Bir gün avukat Osman bey Kemal’i Süleyman Efendiyle tanıştırmak için Beyoğlu Ağa Camiin’deki vaazına davet eder.

“Kemal, benim Üstazım her hafta Cuma Namazından sonra Beyoğlu Ağa camiinde vazu nasihatlarda bulunur. Gelmek istemez misin sen de? Hem tanıştırırım. Duasını alırsın” der.

Merak etmiyor değildir Süleyman Efendiyi ama çekinir nedense gitmeye.

Pek oralı olmaz.

Fakat zeki ve yetenekli bu genci Osman beyin bırakası yoktur. Bu davetlerini her hafta ısrarla yineler.

Sonunda Kemal Kacar Osman beyle beraber soluğu Ağa camiinde alır ve kürsüde Ümmeti Muhammed’e nasihatlarda bulunan o zatı dinlemeye başlar.

Kürsüde konuşan kişi tahmin ettiğiniz gibi tok sesli, uzun boylu, heybetli, etkileyici bir vücut diliyle hitab eden, vakur haliyle görenleri etkileyen Şeyh Süleyman Hilmi Tunahan’ın kendisidir.

Bu ilk tanışma 1936 yılında gerçekleşir ve bir daha hiç ayrılmazlar.

Kemal Kacar daha ilk günlerde Süleyman Hilmi Tunahan’ın tanıdığı diğer alimler gibi olmadığını öğrenir.

Süleyman efendi alimdir, dersiamdır ama aynı zamanda tarikat talimi almış, “Buhara ekolüne” bağlı bir Nakşıbendî şeyhidir.

Kıymetli dostlarım, yazımın bundan sonrasında “Süleyman Efendi” olarak bilinen bu zattan “Şeyh Süleyman” diye bahsedeceğim. Zira bu ünvanın onu daha çok ifade ettiğini düşünüyorum.

Genç Kemal on dokuz yaşında, Şeyh Süleyman ise henüz elli yaşına girmemiştir.

Bir mürit mürşit ilişkisinden çok adeta tutkuyla birbirlerine bağlı bir baba oğul ilişkisi başlar aralarında.

Neredeyse her gün görmeye gider Şeyh Süleyman’ı.

Şeyhi neredeyse O’da oradadır hep.

İşlerini aksatmaması şartıyla kabul eder Şeyh Süleyman bu irtibatı.

Liseyi yenice bitirmiş olan Kemal Kacar’ın ve ailesinin o günlerde bir planı vardır. Kemal’i Almanya’ya Üniversiteye göndermek istiyorlardır.

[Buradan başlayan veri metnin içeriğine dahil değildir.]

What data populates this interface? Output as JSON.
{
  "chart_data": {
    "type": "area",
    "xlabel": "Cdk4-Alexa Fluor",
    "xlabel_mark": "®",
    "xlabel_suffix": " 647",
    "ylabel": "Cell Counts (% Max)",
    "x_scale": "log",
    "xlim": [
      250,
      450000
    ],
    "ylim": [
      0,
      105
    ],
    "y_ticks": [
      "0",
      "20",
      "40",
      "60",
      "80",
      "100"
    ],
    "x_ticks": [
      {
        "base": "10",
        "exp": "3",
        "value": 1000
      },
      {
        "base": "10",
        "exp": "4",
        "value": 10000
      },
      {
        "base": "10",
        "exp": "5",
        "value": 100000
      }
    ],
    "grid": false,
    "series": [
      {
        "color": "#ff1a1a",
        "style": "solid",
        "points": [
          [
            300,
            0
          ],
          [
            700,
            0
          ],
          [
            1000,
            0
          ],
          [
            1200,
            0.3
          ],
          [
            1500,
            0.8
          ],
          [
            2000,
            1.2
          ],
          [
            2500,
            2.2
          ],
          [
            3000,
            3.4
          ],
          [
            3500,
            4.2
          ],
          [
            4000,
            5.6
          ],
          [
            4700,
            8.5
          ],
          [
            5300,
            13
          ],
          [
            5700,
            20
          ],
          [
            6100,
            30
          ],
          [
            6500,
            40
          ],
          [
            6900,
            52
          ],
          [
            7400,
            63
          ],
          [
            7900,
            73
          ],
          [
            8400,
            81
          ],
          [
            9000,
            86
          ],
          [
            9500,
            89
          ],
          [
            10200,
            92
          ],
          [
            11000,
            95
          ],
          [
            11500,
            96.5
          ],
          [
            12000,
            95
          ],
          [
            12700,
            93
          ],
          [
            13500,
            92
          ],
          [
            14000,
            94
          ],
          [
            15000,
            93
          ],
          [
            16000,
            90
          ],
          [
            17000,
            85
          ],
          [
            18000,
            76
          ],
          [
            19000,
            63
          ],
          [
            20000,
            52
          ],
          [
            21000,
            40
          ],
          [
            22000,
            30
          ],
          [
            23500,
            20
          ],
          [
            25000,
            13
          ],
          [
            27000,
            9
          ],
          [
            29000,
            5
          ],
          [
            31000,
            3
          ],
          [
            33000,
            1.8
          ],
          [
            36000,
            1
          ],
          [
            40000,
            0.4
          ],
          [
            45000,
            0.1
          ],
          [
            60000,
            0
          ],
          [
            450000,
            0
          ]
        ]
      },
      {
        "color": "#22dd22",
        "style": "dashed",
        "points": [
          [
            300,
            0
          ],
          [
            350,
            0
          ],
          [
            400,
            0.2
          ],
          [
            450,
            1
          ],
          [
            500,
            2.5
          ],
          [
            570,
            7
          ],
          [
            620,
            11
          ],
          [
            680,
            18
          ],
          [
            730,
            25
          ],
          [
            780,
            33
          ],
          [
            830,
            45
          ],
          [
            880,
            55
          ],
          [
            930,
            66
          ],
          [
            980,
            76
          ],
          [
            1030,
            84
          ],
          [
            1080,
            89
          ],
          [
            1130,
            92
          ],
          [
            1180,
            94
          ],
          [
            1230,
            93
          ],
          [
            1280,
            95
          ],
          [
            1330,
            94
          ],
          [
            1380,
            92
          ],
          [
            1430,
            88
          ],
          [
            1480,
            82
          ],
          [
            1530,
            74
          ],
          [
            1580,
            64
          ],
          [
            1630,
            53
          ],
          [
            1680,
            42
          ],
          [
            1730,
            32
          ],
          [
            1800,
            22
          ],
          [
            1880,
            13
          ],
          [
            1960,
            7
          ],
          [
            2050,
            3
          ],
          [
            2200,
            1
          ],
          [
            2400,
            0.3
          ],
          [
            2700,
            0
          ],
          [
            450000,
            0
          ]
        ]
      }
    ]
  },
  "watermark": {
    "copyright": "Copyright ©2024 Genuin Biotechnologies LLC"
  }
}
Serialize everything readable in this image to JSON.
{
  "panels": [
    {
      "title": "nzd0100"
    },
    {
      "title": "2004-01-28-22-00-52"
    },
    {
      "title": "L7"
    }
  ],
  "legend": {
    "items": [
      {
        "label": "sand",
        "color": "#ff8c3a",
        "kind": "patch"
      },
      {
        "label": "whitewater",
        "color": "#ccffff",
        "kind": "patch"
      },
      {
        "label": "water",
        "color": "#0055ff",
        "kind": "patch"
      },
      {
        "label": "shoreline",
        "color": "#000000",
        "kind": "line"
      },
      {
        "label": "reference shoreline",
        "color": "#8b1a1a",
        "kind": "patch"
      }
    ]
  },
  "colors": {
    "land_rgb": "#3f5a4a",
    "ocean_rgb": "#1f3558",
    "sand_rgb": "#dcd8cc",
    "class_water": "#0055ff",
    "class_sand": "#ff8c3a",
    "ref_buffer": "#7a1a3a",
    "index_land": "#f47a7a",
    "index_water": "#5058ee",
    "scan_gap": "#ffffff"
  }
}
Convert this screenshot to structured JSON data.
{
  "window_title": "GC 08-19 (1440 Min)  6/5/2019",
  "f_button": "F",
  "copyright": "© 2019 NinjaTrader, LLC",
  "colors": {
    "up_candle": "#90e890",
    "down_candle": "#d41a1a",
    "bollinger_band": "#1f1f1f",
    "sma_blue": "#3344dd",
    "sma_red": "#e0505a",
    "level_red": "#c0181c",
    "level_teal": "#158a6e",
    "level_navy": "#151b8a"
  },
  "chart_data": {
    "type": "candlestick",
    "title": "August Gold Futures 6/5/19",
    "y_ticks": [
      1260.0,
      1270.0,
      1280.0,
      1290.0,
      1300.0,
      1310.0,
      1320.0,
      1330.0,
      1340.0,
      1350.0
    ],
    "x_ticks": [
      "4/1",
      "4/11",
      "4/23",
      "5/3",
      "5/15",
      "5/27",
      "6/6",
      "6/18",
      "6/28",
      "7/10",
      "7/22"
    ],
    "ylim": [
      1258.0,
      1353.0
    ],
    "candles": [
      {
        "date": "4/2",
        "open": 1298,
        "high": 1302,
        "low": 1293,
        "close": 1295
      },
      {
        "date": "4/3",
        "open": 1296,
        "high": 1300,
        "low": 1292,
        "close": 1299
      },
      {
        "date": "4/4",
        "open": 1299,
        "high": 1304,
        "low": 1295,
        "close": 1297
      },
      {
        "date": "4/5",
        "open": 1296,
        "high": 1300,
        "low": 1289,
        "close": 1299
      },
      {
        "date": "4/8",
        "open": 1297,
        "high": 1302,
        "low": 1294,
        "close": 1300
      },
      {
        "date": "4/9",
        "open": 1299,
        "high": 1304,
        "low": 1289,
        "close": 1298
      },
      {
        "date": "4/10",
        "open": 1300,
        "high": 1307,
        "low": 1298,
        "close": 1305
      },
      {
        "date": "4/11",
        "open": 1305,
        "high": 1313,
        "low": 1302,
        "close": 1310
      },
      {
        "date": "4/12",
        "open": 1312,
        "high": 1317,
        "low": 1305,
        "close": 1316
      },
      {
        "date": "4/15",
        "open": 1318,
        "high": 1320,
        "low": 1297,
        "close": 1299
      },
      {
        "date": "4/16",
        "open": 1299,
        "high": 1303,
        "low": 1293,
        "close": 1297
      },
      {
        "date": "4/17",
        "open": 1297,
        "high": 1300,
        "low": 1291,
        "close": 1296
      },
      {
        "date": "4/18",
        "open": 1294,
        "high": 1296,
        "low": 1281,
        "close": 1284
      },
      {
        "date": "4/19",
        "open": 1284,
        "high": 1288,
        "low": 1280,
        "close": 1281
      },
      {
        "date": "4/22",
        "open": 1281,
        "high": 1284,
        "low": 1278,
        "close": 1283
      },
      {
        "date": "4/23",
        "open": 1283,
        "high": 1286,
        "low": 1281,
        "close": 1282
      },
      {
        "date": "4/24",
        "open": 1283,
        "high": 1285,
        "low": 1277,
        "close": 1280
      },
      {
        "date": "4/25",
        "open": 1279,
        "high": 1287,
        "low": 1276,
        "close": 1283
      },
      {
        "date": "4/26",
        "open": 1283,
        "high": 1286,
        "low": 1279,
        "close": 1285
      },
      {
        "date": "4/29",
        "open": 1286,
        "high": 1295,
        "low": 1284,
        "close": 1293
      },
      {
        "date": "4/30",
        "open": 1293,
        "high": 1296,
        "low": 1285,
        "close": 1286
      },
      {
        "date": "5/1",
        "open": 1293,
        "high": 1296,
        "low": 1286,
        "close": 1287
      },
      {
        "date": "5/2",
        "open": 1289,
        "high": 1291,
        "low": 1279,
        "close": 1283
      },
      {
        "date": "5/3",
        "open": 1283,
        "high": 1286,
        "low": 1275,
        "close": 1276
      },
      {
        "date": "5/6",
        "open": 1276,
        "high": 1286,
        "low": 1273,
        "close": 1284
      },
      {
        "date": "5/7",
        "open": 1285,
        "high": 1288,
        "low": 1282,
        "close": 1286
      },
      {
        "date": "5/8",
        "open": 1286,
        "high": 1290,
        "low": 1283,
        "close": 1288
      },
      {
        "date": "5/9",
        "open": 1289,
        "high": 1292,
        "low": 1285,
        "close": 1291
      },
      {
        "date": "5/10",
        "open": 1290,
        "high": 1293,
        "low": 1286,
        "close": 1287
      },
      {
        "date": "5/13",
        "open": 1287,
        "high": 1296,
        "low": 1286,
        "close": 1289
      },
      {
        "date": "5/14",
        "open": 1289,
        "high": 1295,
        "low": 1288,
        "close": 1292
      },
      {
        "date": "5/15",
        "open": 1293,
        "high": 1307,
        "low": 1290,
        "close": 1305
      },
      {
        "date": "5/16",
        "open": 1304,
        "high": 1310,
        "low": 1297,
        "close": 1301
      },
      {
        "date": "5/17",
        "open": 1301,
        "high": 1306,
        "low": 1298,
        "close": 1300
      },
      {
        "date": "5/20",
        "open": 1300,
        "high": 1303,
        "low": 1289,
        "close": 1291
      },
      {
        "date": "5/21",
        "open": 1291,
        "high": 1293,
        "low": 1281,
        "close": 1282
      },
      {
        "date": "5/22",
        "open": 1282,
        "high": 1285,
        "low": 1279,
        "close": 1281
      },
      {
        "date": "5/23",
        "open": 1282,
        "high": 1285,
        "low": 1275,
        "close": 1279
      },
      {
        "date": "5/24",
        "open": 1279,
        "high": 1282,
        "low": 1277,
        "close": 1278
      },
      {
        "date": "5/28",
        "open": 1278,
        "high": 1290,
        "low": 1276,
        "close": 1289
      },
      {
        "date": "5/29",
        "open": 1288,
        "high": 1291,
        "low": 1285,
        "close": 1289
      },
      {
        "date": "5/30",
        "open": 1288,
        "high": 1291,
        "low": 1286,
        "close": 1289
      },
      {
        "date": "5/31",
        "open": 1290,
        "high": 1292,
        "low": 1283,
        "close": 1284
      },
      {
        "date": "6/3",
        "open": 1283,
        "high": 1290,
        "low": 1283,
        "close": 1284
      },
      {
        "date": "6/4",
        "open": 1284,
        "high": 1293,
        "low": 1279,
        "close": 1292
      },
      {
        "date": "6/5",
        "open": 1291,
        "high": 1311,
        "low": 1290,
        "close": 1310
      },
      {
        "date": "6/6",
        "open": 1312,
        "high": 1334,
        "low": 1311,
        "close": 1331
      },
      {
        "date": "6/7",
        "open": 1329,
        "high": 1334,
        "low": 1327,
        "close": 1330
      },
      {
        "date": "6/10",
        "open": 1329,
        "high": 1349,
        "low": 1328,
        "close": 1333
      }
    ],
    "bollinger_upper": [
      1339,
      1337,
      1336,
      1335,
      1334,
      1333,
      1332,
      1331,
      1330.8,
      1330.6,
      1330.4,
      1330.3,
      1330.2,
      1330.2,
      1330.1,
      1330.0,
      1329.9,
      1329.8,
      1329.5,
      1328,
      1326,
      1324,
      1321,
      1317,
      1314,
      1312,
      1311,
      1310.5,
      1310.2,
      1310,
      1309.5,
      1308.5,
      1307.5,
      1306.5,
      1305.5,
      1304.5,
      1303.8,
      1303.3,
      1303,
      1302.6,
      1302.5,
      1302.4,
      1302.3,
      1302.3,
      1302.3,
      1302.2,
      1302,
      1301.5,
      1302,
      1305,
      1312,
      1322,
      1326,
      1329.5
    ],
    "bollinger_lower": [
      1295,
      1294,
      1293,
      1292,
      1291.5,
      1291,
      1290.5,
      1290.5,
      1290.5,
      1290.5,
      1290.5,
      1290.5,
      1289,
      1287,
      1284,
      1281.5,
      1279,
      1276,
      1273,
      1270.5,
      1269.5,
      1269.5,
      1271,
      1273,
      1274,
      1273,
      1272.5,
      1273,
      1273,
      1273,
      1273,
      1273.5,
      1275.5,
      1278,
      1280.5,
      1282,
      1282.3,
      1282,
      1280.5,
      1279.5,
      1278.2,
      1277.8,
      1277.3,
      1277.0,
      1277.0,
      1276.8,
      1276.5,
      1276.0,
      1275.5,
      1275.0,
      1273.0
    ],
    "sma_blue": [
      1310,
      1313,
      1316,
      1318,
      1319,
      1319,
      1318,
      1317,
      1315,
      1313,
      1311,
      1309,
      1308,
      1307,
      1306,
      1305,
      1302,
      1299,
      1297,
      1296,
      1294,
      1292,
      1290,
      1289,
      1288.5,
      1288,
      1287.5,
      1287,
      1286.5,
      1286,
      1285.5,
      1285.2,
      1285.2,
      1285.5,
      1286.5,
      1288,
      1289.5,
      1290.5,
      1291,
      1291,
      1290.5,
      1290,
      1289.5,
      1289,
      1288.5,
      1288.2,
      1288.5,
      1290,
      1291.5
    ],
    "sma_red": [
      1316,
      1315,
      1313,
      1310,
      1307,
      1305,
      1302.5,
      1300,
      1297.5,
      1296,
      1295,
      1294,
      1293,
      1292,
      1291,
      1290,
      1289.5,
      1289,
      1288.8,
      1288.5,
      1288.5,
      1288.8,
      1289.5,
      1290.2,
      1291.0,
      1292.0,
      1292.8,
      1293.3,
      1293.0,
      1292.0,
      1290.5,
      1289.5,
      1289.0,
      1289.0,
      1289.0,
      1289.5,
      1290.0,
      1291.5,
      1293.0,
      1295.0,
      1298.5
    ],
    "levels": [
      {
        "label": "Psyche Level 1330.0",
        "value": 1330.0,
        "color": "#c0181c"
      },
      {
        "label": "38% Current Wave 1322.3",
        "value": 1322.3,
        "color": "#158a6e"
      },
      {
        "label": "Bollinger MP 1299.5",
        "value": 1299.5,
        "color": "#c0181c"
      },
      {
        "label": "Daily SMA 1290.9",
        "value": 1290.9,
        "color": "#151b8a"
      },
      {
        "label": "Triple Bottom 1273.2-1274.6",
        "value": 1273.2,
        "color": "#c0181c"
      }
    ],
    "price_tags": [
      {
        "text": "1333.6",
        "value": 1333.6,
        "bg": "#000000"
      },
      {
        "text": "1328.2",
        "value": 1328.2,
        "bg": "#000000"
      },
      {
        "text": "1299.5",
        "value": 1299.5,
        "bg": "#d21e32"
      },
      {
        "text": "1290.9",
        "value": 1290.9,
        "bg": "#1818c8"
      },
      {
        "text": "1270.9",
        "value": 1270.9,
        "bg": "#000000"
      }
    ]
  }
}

Beri yandan o sıralar artık Halil bey de henüz yüz yüze tanışmadığı oğlunun “manevi hocası” Şeyh Süleyman’ı merak etmeye başlar.

Çünkü oğlu neredeyse her gün ama her gün bu büyük zatın peşinde, yanında, yöresinde bulunmakta akşamları eve geldiğinde de o gün hocasının neler anlattığını büyük bir heyecanla tüm aileye anlatmaktadır.

Oldukça etkilenmiştir bu büyük alimden. Dilinde hocası, halinde hocası vardır.

Halil bey biraz da endişeyle oğluna Şeyh Süleyman Hilmiyi yakinen tanımak istediğini söyler.

Genç Kemal her yeni ve heyecanlı “mürid” gibi “olmaz!” der. “ Benim üstazım ne zaman sizlerle görüşmesi gerekiyorsa kendisi karar verir. Eğer bi gün kendisi dilerse bana söyler, o zaman görüşürsünüz. Bu güne kadar sizinle görüşmediyse de vardır bir hikmeti(!) Ya da belki siz o büyük zatla görüşmeye manen hazır değilsiniz” diye ufak çaplı çıkışır.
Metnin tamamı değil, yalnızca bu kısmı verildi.